Success in immediate two-stage tissue expander with implant breast reconstruction begins with careful patient selection. This begins with an assessment of the patient’s relevant medical issues and issues relating to her cancer treatment. This assessment usually must assume that the patient will need adjuvant chemotherapy, which will typically begin somewhere between 4 and 6 weeks following mastectomy. While the expectation would be that most patients would be able to heal from mastectomy and tissue expander placement by that time, patients with certain medical problems or history of severe tobacco abuse may not be appropriate candidates for immediate reconstruction. Relative to additional cancer treatment, any possible need for radiation must be carefully evaluated and discussed with the patient and her oncologic surgeon, medical oncologist, and radiation oncologist. If radiation treatment is planned to the mastectomy site, a collective decision must be made as to whether to proceed with immediate two-stage tissue expander and implant reconstruction. In selected patients, immediate two-stage tissue expander and implant reconstruction can be safely performed if the tissue expansion process is completed prior to the start of radiation therapy. Alternatively, the more common approach would be to defer immediate reconstruction and proceed with delayed reconstruction using autologous tissue following completion of all adjuvant treatment. In the case of a patient who has undergone previous adjuvant radiation to the breast being reconstructed, I favor the addition of nonradiated autologous tissue to provide a tissue interface between the tissue expander and the radiated tissue to be expanded.

The unilateral mastectomy patient is approached in a similar fashion. Immediate two-stage tissue expander and implant reconstruction is preferred in the slender patient, as these patients will rarely have adequate donor tissue available for autologous tissue techniques. Size goals in these patients will often lead to a plan that will require that an implant be needed for symmetry on the contralateral breast. The issues in the heavier patient having unilateral reconstruction are somewhat different because these patients may be ideally suited for some autologous tissue approaches because of the amount of donor tissue available. A TRAM flap or abdominal perforator flap is an excellent approach in a slightly heavier patient who tends to have an adequate soft tissue donor area for unilateral reconstruction. Obese patients tend to not be ideal candidates for any approach to immediate breast reconstruction, although they may be appropriate candidates, and are considered on an individual basis, depending upon motivational and medical assessment.

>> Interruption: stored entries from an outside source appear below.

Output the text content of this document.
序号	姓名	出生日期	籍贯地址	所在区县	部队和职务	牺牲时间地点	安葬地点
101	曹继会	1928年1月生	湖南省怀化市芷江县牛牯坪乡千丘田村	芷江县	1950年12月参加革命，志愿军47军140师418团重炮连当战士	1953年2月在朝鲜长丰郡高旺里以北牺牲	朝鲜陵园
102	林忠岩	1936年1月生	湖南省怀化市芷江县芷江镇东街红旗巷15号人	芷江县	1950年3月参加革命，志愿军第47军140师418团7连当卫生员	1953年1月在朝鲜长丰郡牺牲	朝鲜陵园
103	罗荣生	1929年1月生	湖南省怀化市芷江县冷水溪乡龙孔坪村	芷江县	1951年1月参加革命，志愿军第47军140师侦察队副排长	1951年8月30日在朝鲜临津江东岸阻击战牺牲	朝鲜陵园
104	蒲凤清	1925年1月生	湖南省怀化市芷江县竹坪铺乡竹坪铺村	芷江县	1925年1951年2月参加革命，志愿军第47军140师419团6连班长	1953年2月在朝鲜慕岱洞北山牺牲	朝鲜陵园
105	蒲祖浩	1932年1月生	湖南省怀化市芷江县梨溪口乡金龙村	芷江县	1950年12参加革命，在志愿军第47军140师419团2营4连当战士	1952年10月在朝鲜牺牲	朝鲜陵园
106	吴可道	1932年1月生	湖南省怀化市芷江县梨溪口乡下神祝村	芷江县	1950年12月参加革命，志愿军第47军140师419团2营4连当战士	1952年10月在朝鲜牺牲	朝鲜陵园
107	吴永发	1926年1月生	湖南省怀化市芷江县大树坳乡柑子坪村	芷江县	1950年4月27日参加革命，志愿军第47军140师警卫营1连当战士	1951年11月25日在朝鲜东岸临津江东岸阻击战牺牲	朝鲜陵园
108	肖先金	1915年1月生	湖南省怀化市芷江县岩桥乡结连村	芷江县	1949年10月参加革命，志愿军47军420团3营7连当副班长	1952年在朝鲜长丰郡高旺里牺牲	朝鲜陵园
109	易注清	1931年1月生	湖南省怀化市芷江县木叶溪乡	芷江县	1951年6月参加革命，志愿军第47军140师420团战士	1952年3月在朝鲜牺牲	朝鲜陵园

Any discussion of patients ideally suited for immediate two-stage tissue expander with implant breast reconstruction starts with slender patients who have a small to medium breast size and seek bilateral reconstruction. These patients are usually not candidates for lumpectomy or breast conservation because of the deformity that would result, leading these patients to mastectomy. This type of patient usually does not have adequate tissue for autologous reconstruction to be an appealing option, unless they have very limited size goals and are willing to endure the recovery associated with autologous tissue reconstruction. As the patient’s breast size goals increase, the immediate two-stage tissue expander with implant approach is preferred, with tissue expansion needed to create space adequate for any permanent implant to be used. Many of these patients seek a larger breast size and have had implants previously or would like to have had implants previously, which makes implant-based reconstruction even more appealing. As we consider heavier patients who seek immediate bilateral reconstruction, increasing levels of difficulty are encountered with all types of reconstruction, whether implant based or autologous. Many of these patients elect to pursue two-stage tissue expander with implant reconstruction to avoid the recovery associated with bilateral autologous tissue reconstruction in the heavy patient, a journey that can be even more challenging than that with expander implant reconstruction. Acellular dermal matrix materials are particularly helpful in this group of patients to help provide added tissue cover for a loose tissue sling made in combination with the pectoralis major muscle, placed over a tissue expander that is filled to project to the degree that the skin is lax. This can help these patients to have a quicker course of tissue expansion.



Planning

Once immediate two-stage expander and implant breast reconstruction has been chosen as the planned approach for reconstruction, specific operative planning is performed. The skin pattern for mastectomy is coordinated with the oncologic surgeon and discussed with the patient, with the understanding that most mastectomy scarring is difficult to see by 18 months postoperatively (Fig. 32.3). The most important component to the planning process is a measurement of the base width of the breast (Fig. 32.4). This is the basis for the biodimensional approach to breast reconstruction, and is compared with what would appear to be the ideal width of the planned reconstructed breast. The differences between these measurements can be important. For example, if the patient has a very small breast size and the goal is to reconstruct her breast to a larger size that more optimally fits her chest, a tissue expander that is slightly wider than the preoperative breast width is selected. For unilateral reconstruction, the correct expander width selection ultimately depends upon the planned width of the contralateral breast, whether it is to be modified or not. If the patient has large breasts and is overweight, by contrast, the breast width measurement may significantly exceed the width of the patient’s ribcage and must be accounted for in ultimate tissue expander size selection. These issues must be anticipated preoperatively and accounted for by having multiple choices of possible device widths available, pending intraoperative findings at the time of mastectomy.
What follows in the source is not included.